As his journalism began to attract international attention, Huy Duc received a Hubert H. Humphrey Scholarship to study at the University of Maryland. After returning to Vietnam in 2006, Huy Duc founded a popular blog, where he continued to publish editorial commentary on pressing social and political issues. Vietnamese authorities shut down the blog in 2010. In 2012, Huy Duc spent a year at Harvard University on a Nieman Fellowship, during which time he wrote his most influential work, a journalism account of the postwar era in Vietnam titled The winning side Ben Thang Cuoc, widely considered the most important nonfiction book on postwar Vietnamese history and politics, has never been publicly sold in Vietnam.
Since 2020, Huy Duc has continued to write about a range of social and political issues in Vietnam, including environmental problems such as deforestation. With more than 350,000 Facebook followers, Huy Duc remains one of the most influential Vietnamese political commentators on the platform. His most recent Facebook post before his arrest warned of the myriad dangers posed by the concentration of power in Vietnam’s notoriously authoritarian Ministry of Public Security, which was once led by Vietnam’s new president, To Lin.
Authorities arrested Huy Duc shortly after he published another recent Facebook post criticizing the shortcomings of the official anti-corruption campaign led by the Communist Party leadership. His Facebook page was also deleted and is no longer accessible on the internet.

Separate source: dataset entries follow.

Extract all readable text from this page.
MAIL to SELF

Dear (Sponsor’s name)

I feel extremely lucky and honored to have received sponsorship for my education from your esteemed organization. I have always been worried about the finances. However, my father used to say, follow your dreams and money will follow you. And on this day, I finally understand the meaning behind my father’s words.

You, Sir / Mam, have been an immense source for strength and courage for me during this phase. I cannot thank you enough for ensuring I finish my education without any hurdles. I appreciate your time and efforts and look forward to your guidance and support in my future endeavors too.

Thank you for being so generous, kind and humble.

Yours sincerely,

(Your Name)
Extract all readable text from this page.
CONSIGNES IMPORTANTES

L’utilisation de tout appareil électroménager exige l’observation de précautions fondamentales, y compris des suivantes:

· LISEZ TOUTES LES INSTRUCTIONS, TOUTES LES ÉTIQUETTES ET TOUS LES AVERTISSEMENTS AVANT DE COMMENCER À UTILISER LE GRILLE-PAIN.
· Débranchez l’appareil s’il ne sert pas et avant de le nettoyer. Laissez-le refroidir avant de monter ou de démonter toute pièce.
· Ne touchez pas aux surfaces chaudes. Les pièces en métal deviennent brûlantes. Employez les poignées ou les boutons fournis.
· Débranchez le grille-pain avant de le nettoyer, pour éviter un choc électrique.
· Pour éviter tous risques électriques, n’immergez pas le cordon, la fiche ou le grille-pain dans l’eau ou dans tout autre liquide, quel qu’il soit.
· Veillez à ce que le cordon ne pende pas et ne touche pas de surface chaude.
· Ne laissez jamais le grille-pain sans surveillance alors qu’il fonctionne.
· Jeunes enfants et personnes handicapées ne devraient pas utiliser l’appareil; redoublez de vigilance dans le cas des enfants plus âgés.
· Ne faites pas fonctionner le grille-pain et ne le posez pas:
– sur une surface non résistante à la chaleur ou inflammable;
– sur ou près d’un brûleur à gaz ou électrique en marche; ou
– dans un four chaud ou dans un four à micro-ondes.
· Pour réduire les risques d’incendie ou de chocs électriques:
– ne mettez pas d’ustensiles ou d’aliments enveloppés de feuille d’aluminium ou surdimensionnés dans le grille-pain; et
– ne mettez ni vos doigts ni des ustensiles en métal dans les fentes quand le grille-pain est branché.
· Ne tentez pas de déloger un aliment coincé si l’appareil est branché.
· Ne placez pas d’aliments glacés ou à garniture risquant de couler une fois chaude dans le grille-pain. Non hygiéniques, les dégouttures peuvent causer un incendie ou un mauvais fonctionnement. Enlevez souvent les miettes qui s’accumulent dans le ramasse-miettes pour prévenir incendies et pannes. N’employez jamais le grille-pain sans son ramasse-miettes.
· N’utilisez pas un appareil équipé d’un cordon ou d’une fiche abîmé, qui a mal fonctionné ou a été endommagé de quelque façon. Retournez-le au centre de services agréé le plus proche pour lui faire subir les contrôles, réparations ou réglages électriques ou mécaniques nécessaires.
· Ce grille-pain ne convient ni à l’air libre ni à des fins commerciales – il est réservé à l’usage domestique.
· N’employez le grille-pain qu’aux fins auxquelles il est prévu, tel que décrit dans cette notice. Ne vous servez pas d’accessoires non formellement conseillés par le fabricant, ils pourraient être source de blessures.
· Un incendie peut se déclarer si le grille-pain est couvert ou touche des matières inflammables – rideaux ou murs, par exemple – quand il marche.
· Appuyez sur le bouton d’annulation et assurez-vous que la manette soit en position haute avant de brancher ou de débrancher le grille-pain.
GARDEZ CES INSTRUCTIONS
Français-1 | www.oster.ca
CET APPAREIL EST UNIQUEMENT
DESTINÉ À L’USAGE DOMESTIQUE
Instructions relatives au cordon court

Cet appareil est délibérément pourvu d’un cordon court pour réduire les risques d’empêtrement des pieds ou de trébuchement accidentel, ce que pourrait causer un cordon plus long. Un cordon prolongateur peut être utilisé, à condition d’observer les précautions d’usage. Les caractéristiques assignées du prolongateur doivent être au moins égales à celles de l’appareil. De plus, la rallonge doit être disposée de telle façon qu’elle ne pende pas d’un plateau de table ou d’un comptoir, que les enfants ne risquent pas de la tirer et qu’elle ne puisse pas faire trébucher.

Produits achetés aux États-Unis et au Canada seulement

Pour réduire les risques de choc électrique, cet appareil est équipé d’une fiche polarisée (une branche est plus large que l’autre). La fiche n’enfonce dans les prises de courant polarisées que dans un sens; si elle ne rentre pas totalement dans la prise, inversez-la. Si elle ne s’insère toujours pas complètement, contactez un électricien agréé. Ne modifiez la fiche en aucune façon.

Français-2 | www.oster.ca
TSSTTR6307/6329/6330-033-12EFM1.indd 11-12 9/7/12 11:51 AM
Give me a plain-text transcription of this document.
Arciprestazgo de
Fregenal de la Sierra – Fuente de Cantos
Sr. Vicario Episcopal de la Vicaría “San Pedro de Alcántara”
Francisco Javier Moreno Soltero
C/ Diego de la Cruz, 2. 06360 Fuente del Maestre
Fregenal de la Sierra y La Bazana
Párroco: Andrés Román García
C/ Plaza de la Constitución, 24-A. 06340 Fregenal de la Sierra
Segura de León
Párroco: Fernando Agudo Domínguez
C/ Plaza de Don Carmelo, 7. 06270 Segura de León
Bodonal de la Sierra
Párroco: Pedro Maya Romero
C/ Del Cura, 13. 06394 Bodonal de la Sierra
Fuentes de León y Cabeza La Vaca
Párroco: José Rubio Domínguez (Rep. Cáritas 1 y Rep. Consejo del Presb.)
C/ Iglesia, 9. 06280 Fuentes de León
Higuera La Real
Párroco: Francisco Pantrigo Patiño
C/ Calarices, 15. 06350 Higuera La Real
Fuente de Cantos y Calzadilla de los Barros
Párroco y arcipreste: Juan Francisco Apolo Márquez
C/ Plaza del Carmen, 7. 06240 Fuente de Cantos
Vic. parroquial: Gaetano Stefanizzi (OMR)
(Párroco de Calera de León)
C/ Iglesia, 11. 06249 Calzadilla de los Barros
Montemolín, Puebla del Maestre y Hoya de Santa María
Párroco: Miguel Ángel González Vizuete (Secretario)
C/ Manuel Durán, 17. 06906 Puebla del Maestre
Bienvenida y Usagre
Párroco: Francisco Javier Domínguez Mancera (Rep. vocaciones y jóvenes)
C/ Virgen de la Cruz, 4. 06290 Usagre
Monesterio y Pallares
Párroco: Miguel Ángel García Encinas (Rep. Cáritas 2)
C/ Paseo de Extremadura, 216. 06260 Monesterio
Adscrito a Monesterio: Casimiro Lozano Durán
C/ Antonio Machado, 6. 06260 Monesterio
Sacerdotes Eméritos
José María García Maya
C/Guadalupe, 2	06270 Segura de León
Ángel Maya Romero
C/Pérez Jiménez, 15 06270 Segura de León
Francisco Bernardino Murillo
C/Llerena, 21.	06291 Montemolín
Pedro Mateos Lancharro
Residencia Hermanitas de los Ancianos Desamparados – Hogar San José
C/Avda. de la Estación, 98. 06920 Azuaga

exist Recent monthsSince then, Vietnamese authorities have stepped up their crackdown on critics, detaining nearly all prominent human rights activists as well as journalists, environmental activists and others who have criticized the government or called for reforms.
“The arrest of a journalist for critical reporting shows that the Vietnamese government is moving further away from democracy and the rule of law,” Gosman said. “Punishing Huy Duc for denouncing abuses of state power and corruption should be a cause for concern for those who expect Vietnam to undertake economic and political reforms in the near future.”